Chaque vendredi, nous revenons sur la semaine médiatique d’une personnalité, d’une institution ou d’un dossier qui s’est retrouvé au cœur de l’actualité.

Un budget comme celui présenté cette semaine par le ministre des Finances, Eric Girard, ne se prépare pas en vase clos.

Il est précédé d’un processus de consultations prébudgétaires au cours duquel les différents acteurs de la société civile sont invités à soumettre leur position ou leurs demandes. Ils le font dans un mémoire et, s’ils y sont invités, dans le cadre de rencontres avec le ministre ou son équipe1.

À voir l’insatisfaction généralisée qui s’exprime depuis mardi, je me suis demandé si ce processus de consultation était une perte de temps ou un exercice utile. J’ai posé la question à des personnes qui y ont participé.

« C’est un mélange des deux », me répond franchement un ancien ministre des Finances qui préfère ne pas être nommé pour parler plus librement.

« Je dirais que c’est une figure imposée, poursuit-il. On ne peut pas l’éviter, mais il y a certains organismes, soyons honnêtes, on connaît déjà leur position. On sait ce qu’ils vont nous dire. »

Le ministre peut recevoir plusieurs centaines de mémoires. Son équipe lui prépare des résumés. Au total, il rencontrera peut-être une vingtaine d’organismes. Une équipe formée du personnel politique et de fonctionnaires se chargera des autres rencontres*.

C’est toujours bon qu’un ministre entende d’autres personnes que ses conseillers. Cela dit, pour être bien honnête, c’est très difficile d’avoir une influence. Le parti au pouvoir s’est déjà avancé sur ses grands engagements. Ensuite, il y a une série d’allers-retours entre le bureau du ministre des Finances et le bureau du premier ministre et, à la fin, c’est lui qui a le dernier mot.

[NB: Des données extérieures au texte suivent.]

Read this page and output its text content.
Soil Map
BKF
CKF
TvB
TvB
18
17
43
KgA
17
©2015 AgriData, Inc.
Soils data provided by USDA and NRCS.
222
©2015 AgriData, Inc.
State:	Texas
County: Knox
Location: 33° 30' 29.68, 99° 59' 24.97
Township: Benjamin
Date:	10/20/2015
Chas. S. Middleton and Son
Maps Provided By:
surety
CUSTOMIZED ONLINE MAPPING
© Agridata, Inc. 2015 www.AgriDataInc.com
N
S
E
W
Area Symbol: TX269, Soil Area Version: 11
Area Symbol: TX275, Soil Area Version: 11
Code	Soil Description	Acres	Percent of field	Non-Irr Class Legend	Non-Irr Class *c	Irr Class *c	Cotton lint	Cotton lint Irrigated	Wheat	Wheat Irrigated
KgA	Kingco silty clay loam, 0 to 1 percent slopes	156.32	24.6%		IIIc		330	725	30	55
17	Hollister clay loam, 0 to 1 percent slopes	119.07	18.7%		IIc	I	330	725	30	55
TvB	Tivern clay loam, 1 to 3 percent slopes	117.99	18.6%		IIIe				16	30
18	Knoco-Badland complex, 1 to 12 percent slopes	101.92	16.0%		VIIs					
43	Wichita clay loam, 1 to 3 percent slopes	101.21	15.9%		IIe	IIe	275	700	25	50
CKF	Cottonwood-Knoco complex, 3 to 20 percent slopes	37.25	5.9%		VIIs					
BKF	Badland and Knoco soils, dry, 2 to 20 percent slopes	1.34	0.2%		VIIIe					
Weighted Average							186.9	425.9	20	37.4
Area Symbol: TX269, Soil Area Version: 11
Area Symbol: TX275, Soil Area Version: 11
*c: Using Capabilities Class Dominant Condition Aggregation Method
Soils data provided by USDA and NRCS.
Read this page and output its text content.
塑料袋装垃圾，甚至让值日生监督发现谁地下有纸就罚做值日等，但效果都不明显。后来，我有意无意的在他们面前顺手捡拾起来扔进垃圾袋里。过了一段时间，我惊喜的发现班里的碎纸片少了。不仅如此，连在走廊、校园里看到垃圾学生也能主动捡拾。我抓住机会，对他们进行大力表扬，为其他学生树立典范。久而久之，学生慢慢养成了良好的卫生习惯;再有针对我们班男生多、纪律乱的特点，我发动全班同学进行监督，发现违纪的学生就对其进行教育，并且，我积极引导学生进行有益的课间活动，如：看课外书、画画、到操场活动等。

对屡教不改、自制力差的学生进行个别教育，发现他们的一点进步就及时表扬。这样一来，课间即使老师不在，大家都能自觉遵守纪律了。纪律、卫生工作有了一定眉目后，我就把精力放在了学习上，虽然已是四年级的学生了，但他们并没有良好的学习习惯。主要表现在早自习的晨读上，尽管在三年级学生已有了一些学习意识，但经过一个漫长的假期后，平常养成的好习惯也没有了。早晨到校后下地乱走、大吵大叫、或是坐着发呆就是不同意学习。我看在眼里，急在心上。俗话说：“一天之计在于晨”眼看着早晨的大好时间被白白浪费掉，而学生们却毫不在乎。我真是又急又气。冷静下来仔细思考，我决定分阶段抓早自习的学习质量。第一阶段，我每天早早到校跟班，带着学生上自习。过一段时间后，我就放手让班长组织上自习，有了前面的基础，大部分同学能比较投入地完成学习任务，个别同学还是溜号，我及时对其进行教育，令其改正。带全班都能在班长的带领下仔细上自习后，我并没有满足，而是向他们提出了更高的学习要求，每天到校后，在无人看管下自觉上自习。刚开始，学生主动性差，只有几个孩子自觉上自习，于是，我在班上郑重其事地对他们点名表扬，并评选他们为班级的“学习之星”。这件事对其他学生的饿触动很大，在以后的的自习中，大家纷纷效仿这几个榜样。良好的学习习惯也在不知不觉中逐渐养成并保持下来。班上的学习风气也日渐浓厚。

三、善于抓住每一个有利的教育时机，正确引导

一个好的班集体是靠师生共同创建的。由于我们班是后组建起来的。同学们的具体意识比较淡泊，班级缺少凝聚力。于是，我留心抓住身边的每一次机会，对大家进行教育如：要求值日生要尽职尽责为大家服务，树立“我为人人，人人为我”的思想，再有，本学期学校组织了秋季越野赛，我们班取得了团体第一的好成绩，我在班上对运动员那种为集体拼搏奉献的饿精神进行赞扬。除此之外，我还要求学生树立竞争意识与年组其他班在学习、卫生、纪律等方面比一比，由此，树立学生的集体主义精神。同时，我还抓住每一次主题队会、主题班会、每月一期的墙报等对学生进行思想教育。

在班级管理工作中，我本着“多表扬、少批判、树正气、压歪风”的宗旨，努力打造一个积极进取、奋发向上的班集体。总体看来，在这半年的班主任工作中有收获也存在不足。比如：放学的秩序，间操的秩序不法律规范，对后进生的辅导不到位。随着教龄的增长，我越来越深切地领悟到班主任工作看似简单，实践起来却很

Un ancien ministre des Finances ayant témoigné sous le couvert de l’anonymat

Il faut donc avoir des attentes raisonnables, si l’on en croit cet ancien élu. « J’ai déjà vu des gens semer des graines qui ont donné des résultats quelques années plus tard, dit-il, ce qui montre que ces rencontres servent à quelque chose. La réalité, c’est qu’il y a plusieurs chemins pour faire avancer ses idées. »

Parlons fiscalité

Luc Godbout est de ceux qui rencontrent le ministre des Finances régulièrement dans le cadre de ce processus prébudgétaire. Titulaire de la Chaire de recherche en fiscalité et en finances publiques de l’École de gestion de l’Université de Sherbrooke, il a également l’habitude d’accueillir M. Girard au lancement annuel du bilan de la fiscalité préparé par son équipe, en janvier. « Le ministre en profite pour y annoncer les thèmes qui guideront ses consultations prébudgétaires », explique M. Godbout.

Cette année, l’équipe de la Chaire a présenté un mémoire dans lequel elle plaidait, entre autres, pour le resserrement des critères d’admissibilité au crédit d’impôt pour la production de titres multimédias, une mesure qu’on retrouve bel et bien dans le budget Girard. « C’était une proposition qu’on fait depuis plusieurs années, preuve que ce processus de consultation doit se concevoir sur le long terme », explique le professeur d’université qui encourage ses étudiants à s’intéresser à cet exercice qu’il juge utile, somme toute.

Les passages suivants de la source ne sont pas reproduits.